真的不知道想說些什麽。


    從7.15離開南昌,7.17到家之後,生活就是一種轉變。不知是好還是壞,總之,不怎麽順心。


    畢業離開校園,我倒沒什麽迷茫的感覺,還是和以往十多年一樣,早起收拾收拾就去店裏,忙到下午兩點或者三點,得一會兒空閑,晚上六點再去店裏,晚上十點前後回來。


    不能再和以往那樣熬夜甚至通宵,因為家裏有父母監督,而且,白天還得在店裏工作,不休息是不行的。不過,造這種間斷而又瑣碎的時間裏,還真找不到可以利用的時間。


    和大多數寫手一樣,隻有夜晚才能靜下心來,有那麽一些靈感來寫東西,可是忙碌一整天,回到家洗澡刷牙洗衣服,弄完也就就差不多十一點了,坐到電腦前,沒多久就十二點了,這時候,該一遍遍的被催著睡覺了。


    開始的時候,趁著父母睡了再起來,可是幾次被抓現形之後就隻能老老實實的睡了。

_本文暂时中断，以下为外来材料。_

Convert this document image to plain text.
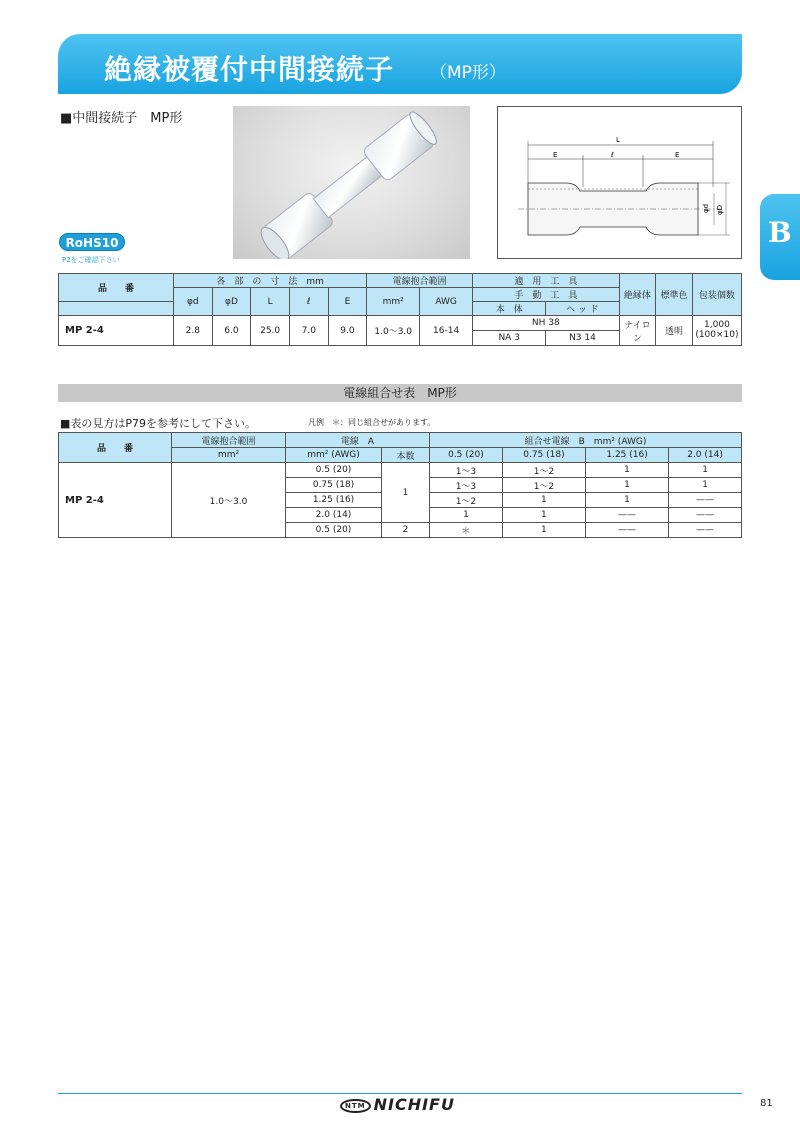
絶縁被覆付中間接続子 （MP形）
B
■中間接続子　MP形
RoHS10
P2をご確認下さい
L
E	ℓ	E
φd φD
品　　番	各　部　の　寸　法　mm					電線抱合範囲		適　用　工　具		絶縁体	標準色	包装個数
	φd	φD	L	ℓ	E	mm²	AWG	手　動　工　具				
								本　体	ヘ ッ ド			
MP 2-4	2.8	6.0	25.0	7.0	9.0	1.0～3.0	16-14	NH 38		ナイロン	透明	1,000
(100×10)
								NA 3	N3 14			
電線組合せ表　MP形
■表の見方はP79を参考にして下さい。	凡例　＊：同じ組合せがあります。
品　　番	電線抱合範囲	電線　A		組合せ電線　B　mm² (AWG)			
	mm²	mm² (AWG)	本数	0.5 (20)	0.75 (18)	1.25 (16)	2.0 (14)
MP 2-4	1.0～3.0	0.5 (20)	1	1～3	1～2	1	1
		0.75 (18)		1～3	1～2	1	1
		1.25 (16)		1～2	1	1	——
		2.0 (14)		1	1	——	——
		0.5 (20)	2	＊	1	——	——
NTM NICHIFU	81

    晚上,睡眠很淺,或者說根本睡不著。每一夜都要輾轉反側到三點鍾,這還是拿著手機看小說,看得眼睛酸澀才入睡,如果什麽也不做,運氣不好的話能一直到天亮。


    這種情況,根本沒法像以往那樣碼字。


    潘平每次看到我上線,就說:我夜觀天象,小兵又太監了。弄得我一看到他就關q


    真的,不知道怎麽麵對這個一直關心著我的哥們。


    風少也問我,最近有空碼字了麽。


    初回家的一個月裏,我還是努力的擠時間讓自己靜下心來碼字,雖然保證不了每天的六千字,更是經常斷更,可是說句實話,我盡力了,因為,根本沒有合適的環境碼字。


    每次回答風少的時候,都有種心虛的感覺,畢竟,我沒有風少努力,一半都沒有。


    把自己的情況給風少說了一下,風少問我,你就不會早點睡早點起來,早晨碼字麽。


    隻能苦笑以對。


    我家北邊緊挨著的是一家壓麵條的,每天天不亮機器就轟隆隆的響,下麵是賣雞的,殺雞褪毛也是轟隆隆的,門前就是馬路,早晨天一亮就熙熙攘攘的。

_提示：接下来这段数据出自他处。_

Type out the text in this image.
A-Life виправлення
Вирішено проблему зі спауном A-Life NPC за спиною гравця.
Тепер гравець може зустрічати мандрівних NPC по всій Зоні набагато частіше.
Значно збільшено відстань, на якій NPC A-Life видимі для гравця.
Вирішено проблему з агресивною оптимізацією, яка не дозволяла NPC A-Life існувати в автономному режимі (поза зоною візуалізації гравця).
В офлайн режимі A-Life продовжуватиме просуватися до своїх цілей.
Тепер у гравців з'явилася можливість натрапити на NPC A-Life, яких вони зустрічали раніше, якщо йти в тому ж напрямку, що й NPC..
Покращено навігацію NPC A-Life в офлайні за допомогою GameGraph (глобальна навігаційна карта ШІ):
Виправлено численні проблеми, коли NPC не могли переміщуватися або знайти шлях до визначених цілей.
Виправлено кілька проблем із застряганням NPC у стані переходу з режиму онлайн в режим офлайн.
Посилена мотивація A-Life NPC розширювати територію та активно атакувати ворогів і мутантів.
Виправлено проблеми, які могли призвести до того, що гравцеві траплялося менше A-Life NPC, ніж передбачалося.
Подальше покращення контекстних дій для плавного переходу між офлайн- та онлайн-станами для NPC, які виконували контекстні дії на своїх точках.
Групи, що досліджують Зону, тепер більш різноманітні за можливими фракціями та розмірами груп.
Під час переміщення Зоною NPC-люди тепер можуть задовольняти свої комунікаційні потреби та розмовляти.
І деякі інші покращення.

    我沒有心遠地自偏的境界,換句話說,我對外部環境要求很苛刻,很敏感。


    我不喜歡吃飯的時候別人給我夾菜,我不喜歡睡覺的時候被人推醒,我不喜歡上廁所的時候有人拍門。


    所以,看似一整天都有空閑,實際上卻終日忙忙碌碌,坐在電腦前也靜不下心。


    開始的時候,逛逛貼吧,看看空間,玩玩遊戲,消磨個幾十分鍾,也能寫出四千字。


    可是一日日過去,這種方式似乎不靈驗了,有時候,連續幾天都寫不出一點東西。


    倒不是寫不出來,隻是,寫文章不是堆字數,也不是抄字帖,有時候寫出的那些自己都看不下去的東西,真的沒有顏麵上傳。現在這本書實在沒什麽成績可以作踐的,可還是不想用這種不合格的文章去應付更新。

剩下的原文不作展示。